Until the mid-point of last season, it looked like Spurrier had the team on the brink of something special. In his second season in 2006, the team won eight games, and last year, the team started 6-1 and was ranked in the top 10. At that point everything fell apart. The Gamecocks finished with a 6-6 record and didn't even go to a bowl game.

Spurrier's trademark when he coached Florida was his ability to develop quarterbacks within his offensive system. As he enters his fourth season at Carolina, that position remains in a state of flux. Tommy Beecher and Chris Smelley both struggled during spring practice.

Carolina's early schedule this year is interesting. Most will point to the September 13 match up against Georgia as their first big test, but the opening game against North Carolina State is just as important. While N.C. State is only a middle-tier ACC team, it is critical for the Gamecocks to win that game. Last year left a bad taste in everybody's mouth, and Carolina needs to win early and win big.

Looking at Carolina's schedule in its entirety, this is a team that has 7-5 written all over it. Of course, that would be a slight step forward compared to last year, but with Spurrier as coach, the fans of the program have really high expectations. A 7-5 record would be considered a disappointment to many of them.

Because of this, it will be interesting to see how they treat Spurrier.

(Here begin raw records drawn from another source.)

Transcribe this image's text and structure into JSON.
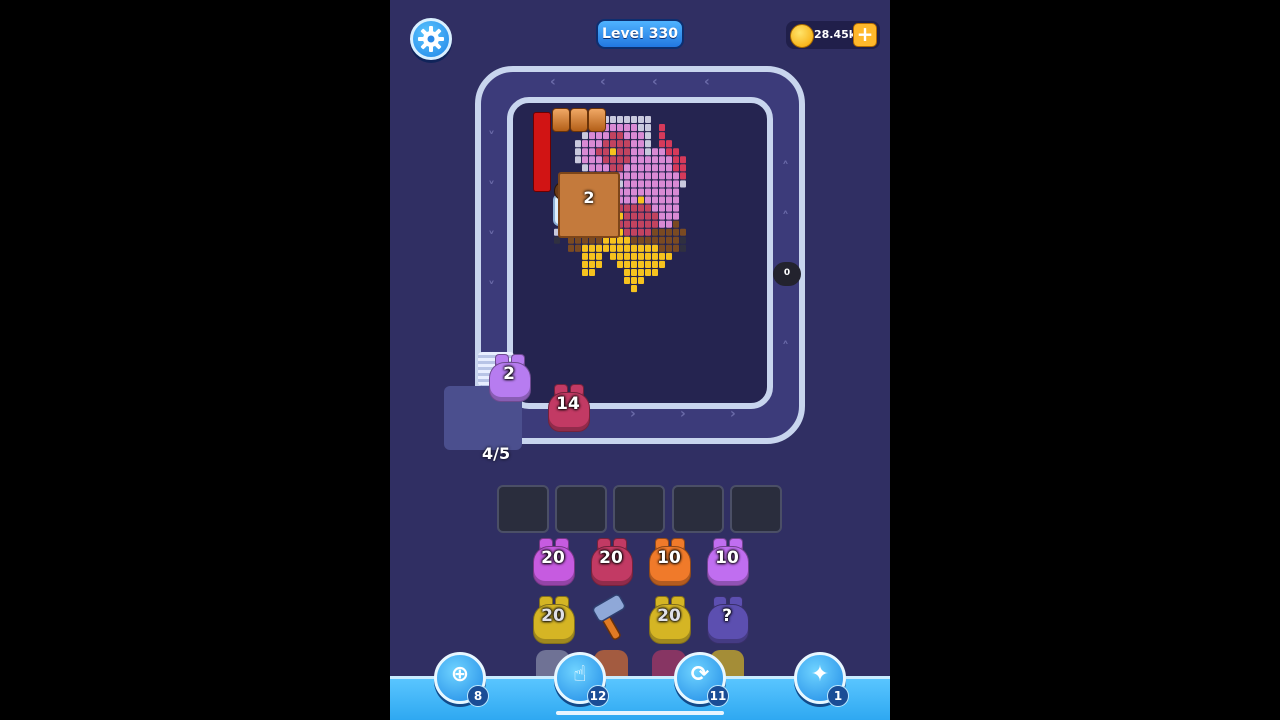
{
  "hud": {
    "level_label": "Level 330",
    "coins": "28.45k",
    "plus_symbol": "+",
    "settings_icon": "gear-icon"
  },
  "board": {
    "block_count_label": "2",
    "bomb_counter": "0"
  },
  "track": {
    "pig_on_conveyor": {
      "value": "2",
      "color": "#b77cf0"
    },
    "pig_on_track": {
      "value": "14",
      "color": "#c23a64"
    },
    "dock_progress": "4/5"
  },
  "queue": {
    "slots": [
      "",
      "",
      "",
      "",
      ""
    ]
  },
  "pig_grid": {
    "row1": [
      {
        "value": "20",
        "color": "#c65be0"
      },
      {
        "value": "20",
        "color": "#c23a64"
      },
      {
        "value": "10",
        "color": "#f07a2a"
      },
      {
        "value": "10",
        "color": "#c06ef0"
      }
    ],
    "row2": [
      {
        "value": "20",
        "color": "#f2cd1a"
      },
      {
        "value": "",
        "color": "#6f7fbf",
        "icon": "hammer-icon"
      },
      {
        "value": "20",
        "color": "#f2cd1a"
      },
      {
        "value": "?",
        "color": "#5c4fb0"
      }
    ]
  },
  "tools": [
    {
      "name": "add-slot",
      "icon": "add-card-icon",
      "glyph": "⊕",
      "count": "8"
    },
    {
      "name": "pick",
      "icon": "hand-pointer-icon",
      "glyph": "☝",
      "count": "12"
    },
    {
      "name": "shuffle",
      "icon": "shuffle-icon",
      "glyph": "⟳",
      "count": "11"
    },
    {
      "name": "magnet",
      "icon": "rocket-icon",
      "glyph": "✦",
      "count": "1"
    }
  ],
  "colors": {
    "background": "#302f63",
    "track": "#c8d5ee",
    "bottom_bar": "#2ba6f0"
  }
}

Will he start feeling heat?

Considering the resources of the school, South Carolina has been the most underachieving program in the SEC since joining the conference in 1992. The team really hasn't made a serious run at the SEC Eastern Division title during this time.

They remain the mystery program of the SEC.


Anonymous said...

Dont worry 'bout the ole Ball Coach. He'll coach'em up. He'll coach'em up good.

Joltin' Django said...

If a Blue Chip high-schooler wants to play for an SEC team, he's gonna go to one of the half-dozen of the conference's top-tier teams. Unfortunately, that half-dozen don't include USC. (And it don't make no difference that USC has a "legendary" coach, neither.)